A few decades ago, this size aircraft didn't exist. Back then, there were a half-dozen different manufacturers with different ideas of what was important in the cockpit. The largest airliners required three to five people up front because there were no computers or satellites, and aircraft systems required much more human intervention. Today, most general aviation four-seat aircraft have better technology than the largest airliners of yesteryear, allowing pilots to travel more safely and efficiently.
What does this have to do with the planning industry, you ask? Our industry is undergoing technology and labor efficiency changes like those that happened in aviation, which means a study of those trends can lead to insights about where we are going.
What about technology? While no firm has yet offered the Holy Grail of planning software, some large firms are developing complex systems that efficiently merge client and portfolio management and financial planning software. Development has been spearheaded by wirehouses, custodians and a handful of large private firms.
The result is that many larger firms are trying to put an experienced "pilot crew" in a "cockpit" with technology, support teams of planners, investment managers and client service administrators. This leaves relationship managers to their highest and best use: solving complex issues, convincing and motivating the clients, and developing additional business. Until integrated systems prices fall, most small firms will resort to using disparate programs and technology to develop their own "cockpit controls."

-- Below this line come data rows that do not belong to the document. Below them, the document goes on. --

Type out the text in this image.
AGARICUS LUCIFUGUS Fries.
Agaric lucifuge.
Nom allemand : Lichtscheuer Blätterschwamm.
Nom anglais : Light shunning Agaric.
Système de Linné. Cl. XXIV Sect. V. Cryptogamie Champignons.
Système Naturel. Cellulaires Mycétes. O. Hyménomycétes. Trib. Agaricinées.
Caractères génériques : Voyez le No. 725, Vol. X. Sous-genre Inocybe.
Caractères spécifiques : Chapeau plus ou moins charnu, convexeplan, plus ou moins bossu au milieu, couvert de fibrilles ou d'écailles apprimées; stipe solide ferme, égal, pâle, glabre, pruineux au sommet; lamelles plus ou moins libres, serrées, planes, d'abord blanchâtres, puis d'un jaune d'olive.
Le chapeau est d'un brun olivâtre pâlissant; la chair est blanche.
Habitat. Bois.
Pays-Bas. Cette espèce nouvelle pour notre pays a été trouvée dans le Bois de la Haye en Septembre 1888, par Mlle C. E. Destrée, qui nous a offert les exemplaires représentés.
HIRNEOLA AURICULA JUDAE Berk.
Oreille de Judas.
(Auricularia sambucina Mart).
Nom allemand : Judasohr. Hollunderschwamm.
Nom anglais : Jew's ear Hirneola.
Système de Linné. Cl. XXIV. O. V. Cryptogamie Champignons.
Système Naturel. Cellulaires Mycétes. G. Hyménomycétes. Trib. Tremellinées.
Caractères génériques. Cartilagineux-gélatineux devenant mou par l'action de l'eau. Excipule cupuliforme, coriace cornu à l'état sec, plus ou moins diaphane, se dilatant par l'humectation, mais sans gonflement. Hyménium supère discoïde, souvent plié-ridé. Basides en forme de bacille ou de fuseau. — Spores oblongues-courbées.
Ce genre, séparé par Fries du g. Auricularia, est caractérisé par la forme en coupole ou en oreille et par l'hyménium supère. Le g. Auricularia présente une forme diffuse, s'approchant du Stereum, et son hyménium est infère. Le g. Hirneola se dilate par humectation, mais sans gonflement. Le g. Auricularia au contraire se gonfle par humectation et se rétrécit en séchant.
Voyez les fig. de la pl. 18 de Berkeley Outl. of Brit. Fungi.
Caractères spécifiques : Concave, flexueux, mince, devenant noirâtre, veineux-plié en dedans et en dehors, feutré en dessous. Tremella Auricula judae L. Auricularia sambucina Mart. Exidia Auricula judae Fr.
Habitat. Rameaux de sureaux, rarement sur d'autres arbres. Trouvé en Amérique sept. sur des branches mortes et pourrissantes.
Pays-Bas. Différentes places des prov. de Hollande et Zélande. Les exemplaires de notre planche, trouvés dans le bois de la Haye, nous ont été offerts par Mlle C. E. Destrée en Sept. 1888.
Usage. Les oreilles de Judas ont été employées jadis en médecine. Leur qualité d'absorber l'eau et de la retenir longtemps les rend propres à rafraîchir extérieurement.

This trend, coupled with the widening size gap between solo practitioners and very large firms, has created a labor/professional development conundrum. On one hand, large firms will continue to have college graduate opportunities, but few are the "front office/pilot crew" type. Those positions reasonably take years to get to-in aviation or financial planning. I estimate there might be a few hundred full-time relationship management jobs each year. Why is this?
Because the reality for growing firms now trying to increase labor efficiency means experienced advisors must be freed to interact with clients, bring in more prospects and produce more revenue. That means a limited number of folks in the "cockpit" and more support jobs in client service, administrative and analysis.
In the past, support personnel have had limited client advisory interaction. Look at the airlines again. The majors have hundreds of folks working to support each plane. Very few of them need to be in the cockpit. You need to hire a lot of support folks before you need two pilots.
THE ROAD AHEAD
So what are the choices for prospective employees (and employers thinking about their organizational models)? The few successful business models in our industry mean the highly motivated and educated kids getting out of school in the financial planning industry will have limited choices.
One highly profitable business model in the financial services industry is the product sales business model. Starting jobs include bringing in business or selling products. Selling leads to immediate client interaction. However, few colleges train students to sell. Since most college graduates have no training, skills or inclination in these areas, for new hires this is often scary and leads to a less-than-positive experience.
The non-sales/advisory model means working in seemingly non-meaningful jobs, waiting in the wings to take on an advisory capacity, akin to a ballplayer who never gets off the bench and into the game. A third model is working for a trust company, bank or other large non-planning firm, leading to client interaction on a limited basis, but no selling (whew!).
Luckily, there is a fourth option. It provides a clearly delineated career track with a team-training approach and increasing client exposure. Firms that use this model define the path to the position of client relationship manager. I'll discuss exactly how we're doing this at our firm in my next column. Until then, fly safe!